Dr. Michael H. Irwin, Research Professor in the Department of Pathobiology, earned a doctorate in Cell Biology and Anatomy at the University of Alabama at Birmingham studying the molecular architecture of cartilage collagens. He was awarded a postdoctoral fellowship from the American Heart Association Alabama Affiliate for a project that explored the molecular orientation of laminin in glomerular basement membranes. As a Research Associate, his work focused on isolation and peptide sequencing of a novel cell adhesion molecule present on reactive astrocytes that plays an important role in scar formation after CNS injury. Since 1993, Dr. Irwin has been involved in transgenic animal modelling and embryonic stem cell research. Beginning in the late 1990s, his research began to focus on modelling human diseases that are caused by mutations in the mitochondrial DNA (mtDNA). He came to Auburn University in 2006 to direct the Auburn University Transgenic Facility and to continue studies on transmitochondrial animal modeling.

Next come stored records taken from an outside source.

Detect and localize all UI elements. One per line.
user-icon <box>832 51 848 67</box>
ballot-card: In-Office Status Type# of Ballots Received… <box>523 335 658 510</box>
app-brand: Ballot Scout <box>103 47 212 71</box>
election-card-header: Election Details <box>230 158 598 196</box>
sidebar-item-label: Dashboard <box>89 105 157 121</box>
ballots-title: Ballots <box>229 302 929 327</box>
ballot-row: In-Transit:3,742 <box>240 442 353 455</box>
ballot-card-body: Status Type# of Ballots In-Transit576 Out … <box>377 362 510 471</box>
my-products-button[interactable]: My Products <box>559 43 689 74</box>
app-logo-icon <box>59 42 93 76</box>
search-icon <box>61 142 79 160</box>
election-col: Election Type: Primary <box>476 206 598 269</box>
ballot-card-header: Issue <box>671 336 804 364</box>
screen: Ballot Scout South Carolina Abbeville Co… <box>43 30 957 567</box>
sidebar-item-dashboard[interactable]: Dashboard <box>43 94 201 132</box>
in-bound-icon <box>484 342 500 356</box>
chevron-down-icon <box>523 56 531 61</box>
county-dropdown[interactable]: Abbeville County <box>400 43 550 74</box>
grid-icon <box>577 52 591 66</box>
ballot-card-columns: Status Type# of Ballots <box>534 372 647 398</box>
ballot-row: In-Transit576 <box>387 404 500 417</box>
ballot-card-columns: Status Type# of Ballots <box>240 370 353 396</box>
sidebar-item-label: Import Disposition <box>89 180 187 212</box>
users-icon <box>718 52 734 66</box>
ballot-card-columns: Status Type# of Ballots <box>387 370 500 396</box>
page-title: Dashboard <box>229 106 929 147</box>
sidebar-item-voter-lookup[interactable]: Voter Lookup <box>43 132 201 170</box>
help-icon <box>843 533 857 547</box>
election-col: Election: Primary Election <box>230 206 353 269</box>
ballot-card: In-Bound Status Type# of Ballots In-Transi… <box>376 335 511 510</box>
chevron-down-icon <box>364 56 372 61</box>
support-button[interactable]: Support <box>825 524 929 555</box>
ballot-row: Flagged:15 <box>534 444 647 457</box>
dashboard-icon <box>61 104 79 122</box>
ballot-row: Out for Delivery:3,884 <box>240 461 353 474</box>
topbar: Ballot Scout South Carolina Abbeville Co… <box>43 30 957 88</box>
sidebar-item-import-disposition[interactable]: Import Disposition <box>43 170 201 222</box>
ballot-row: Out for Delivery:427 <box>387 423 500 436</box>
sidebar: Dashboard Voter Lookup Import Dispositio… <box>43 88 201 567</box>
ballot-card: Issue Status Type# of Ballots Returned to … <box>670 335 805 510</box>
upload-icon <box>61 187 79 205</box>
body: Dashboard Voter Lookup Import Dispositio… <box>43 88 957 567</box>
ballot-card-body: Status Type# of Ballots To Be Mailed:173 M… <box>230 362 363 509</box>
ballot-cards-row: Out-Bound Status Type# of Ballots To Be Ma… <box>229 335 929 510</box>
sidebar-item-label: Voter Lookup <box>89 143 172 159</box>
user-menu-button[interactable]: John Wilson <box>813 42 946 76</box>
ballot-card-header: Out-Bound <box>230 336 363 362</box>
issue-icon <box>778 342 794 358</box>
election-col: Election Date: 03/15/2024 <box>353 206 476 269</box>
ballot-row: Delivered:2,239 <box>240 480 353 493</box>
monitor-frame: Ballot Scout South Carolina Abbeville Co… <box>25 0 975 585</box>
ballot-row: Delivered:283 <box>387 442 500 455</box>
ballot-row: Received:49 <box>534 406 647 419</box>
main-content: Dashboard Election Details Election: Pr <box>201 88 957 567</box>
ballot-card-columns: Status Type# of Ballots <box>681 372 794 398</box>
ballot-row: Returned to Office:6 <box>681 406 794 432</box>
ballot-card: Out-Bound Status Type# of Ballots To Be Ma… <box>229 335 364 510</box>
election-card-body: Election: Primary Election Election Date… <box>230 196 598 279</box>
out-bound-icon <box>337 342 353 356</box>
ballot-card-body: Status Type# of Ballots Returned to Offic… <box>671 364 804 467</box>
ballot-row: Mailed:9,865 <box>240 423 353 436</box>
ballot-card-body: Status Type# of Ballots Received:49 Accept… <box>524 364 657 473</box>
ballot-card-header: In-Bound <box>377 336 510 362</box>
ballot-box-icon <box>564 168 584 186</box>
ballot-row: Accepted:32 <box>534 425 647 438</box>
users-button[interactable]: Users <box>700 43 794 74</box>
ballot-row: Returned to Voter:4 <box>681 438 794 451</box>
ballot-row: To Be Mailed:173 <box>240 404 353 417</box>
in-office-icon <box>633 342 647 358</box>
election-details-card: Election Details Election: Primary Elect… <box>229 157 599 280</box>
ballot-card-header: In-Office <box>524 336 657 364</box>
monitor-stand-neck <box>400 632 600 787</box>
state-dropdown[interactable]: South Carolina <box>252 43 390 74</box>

- Dean’s Award 1983, University of Alabama at Birmingham School of Natural Sciences and Mathematics
- American Society for Cell Biology Graduate Student Award 1986, Washington, D.C.

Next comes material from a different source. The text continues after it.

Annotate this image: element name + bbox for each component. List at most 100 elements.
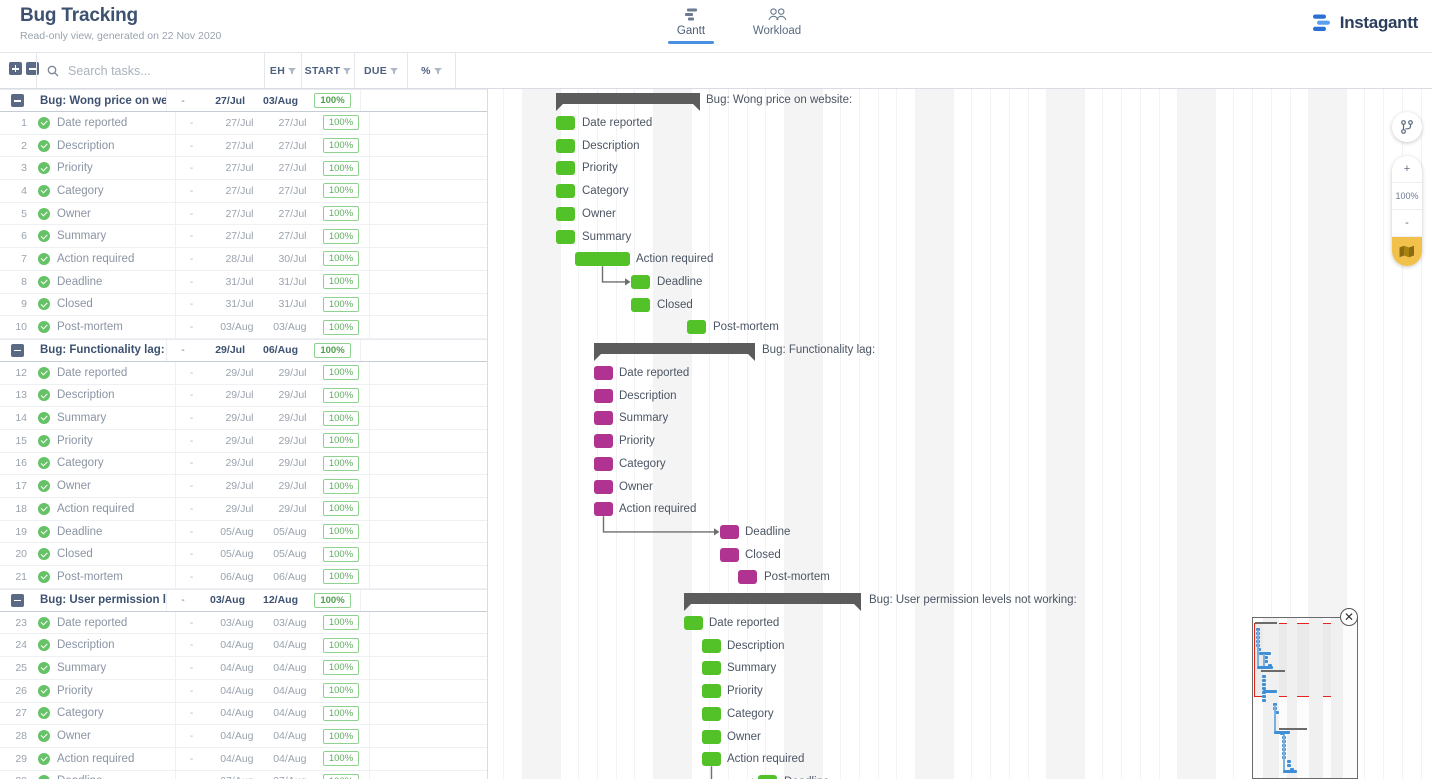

- Postdoctoral fellowship 1988-89, American Heart Association, Alabama Affiliate.
- Doerenkamp-Zbinden Prize 1997, for realistic animal protection in biomedical research and alleviation of laboratory animal pain.

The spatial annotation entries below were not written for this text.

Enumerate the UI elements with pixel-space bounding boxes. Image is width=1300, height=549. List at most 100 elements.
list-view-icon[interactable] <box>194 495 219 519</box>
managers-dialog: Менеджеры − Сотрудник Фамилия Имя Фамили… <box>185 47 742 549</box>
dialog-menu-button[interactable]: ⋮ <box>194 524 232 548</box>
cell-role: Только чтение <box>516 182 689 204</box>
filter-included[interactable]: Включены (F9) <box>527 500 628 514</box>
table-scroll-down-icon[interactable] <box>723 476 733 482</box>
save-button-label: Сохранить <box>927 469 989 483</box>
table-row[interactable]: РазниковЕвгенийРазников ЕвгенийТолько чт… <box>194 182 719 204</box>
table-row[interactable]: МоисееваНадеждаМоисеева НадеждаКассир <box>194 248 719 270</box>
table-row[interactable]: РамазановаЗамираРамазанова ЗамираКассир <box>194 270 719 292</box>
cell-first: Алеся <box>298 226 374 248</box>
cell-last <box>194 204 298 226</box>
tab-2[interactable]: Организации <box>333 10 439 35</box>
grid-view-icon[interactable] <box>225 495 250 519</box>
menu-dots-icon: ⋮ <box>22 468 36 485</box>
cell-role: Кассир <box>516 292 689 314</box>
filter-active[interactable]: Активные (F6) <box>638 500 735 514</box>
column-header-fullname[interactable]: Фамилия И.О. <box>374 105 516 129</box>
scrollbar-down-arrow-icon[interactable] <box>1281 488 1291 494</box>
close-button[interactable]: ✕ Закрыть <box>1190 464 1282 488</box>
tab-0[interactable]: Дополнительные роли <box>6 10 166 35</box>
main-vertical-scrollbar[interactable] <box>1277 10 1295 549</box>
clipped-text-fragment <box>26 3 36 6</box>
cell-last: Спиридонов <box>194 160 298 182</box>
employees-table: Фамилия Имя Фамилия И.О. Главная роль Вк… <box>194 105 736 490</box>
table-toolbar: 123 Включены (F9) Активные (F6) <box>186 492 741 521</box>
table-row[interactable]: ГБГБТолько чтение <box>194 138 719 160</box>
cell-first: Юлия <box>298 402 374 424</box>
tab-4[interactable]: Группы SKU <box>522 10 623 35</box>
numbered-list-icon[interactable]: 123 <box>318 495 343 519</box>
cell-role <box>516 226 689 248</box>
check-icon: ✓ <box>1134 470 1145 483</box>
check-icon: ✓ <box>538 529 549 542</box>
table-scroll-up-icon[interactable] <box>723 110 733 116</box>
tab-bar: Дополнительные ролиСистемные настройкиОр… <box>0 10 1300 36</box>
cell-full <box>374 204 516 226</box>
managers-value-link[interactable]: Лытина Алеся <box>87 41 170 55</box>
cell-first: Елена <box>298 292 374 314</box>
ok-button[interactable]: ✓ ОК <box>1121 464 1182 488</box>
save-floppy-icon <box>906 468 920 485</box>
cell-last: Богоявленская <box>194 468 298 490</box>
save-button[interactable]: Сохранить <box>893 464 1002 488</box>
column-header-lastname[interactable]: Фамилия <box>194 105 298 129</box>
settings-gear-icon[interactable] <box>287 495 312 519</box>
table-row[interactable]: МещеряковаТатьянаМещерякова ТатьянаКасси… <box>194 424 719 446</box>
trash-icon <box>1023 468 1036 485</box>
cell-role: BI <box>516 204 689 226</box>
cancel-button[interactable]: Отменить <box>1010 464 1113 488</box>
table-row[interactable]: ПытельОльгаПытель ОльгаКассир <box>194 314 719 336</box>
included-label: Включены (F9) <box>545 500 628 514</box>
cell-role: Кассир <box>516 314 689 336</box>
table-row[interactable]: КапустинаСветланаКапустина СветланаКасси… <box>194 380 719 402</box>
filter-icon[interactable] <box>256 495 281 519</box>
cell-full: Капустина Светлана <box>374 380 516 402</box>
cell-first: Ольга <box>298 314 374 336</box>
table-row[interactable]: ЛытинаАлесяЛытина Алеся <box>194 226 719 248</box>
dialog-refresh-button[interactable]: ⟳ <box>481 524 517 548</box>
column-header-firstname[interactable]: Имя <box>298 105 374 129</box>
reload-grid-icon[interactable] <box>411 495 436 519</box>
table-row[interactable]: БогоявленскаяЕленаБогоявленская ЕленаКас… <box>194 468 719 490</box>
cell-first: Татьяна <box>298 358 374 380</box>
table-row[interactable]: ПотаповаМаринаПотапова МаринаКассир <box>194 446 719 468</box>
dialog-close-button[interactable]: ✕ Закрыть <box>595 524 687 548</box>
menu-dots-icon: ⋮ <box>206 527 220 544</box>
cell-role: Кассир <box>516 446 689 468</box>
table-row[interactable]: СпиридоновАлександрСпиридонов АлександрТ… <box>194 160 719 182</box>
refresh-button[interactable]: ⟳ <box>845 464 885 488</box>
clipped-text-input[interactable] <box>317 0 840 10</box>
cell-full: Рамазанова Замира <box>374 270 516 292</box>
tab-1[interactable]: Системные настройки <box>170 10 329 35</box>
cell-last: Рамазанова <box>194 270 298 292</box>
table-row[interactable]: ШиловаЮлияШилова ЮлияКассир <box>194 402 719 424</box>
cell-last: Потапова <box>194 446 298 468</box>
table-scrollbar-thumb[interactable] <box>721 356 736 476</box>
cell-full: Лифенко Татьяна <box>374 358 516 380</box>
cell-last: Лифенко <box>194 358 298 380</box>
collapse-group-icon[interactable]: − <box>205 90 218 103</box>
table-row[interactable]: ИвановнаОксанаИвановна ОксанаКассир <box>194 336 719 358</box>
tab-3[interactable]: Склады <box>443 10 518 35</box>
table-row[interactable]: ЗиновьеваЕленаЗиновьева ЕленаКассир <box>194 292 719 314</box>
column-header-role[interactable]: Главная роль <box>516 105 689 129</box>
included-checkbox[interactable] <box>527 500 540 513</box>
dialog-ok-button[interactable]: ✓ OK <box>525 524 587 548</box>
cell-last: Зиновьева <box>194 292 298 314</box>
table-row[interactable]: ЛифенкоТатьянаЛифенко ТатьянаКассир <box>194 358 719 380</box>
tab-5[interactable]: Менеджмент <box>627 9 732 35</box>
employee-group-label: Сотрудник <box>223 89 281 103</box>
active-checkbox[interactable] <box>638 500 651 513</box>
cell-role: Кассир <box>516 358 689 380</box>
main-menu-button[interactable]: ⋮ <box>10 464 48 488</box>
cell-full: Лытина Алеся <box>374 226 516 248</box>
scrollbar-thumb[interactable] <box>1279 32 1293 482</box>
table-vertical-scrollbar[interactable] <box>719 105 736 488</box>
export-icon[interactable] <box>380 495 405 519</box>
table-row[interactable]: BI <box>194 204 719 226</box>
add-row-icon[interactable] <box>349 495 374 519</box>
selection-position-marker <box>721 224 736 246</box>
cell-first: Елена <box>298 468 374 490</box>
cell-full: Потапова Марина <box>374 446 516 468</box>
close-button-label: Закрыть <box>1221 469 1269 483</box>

The field of mitochondrial medicine has developed rapidly following the first description in the late 1980s of mitochondrial mutations that were associated with human disease. However, through the late 1990s, in vivo animal models were extremely rare and limited to characterizations of spontaneous mtDNA mutations. My research interests relate to the technical hurdles associated with creating transmitochondrial research animals (i.e., animals harboring engineered mutations in the mitochondrial genome) and gene therapy approaches for treating human diseases of the mtDNA. Another area of research uses rodent models of mitochondrial complex I inhibition for testing proprietary carnitinoid antioxidants for potential therapeutic use in human mitochondrial dysfunction and in neurodegenerative diseases such as Parkinson’s and Alzheimer’s. In addition to my own research, interactive studies in animal transgenesis through the Auburn University Transgenic Facility encompass a broad spectrum of interests in the life sciences at Auburn University.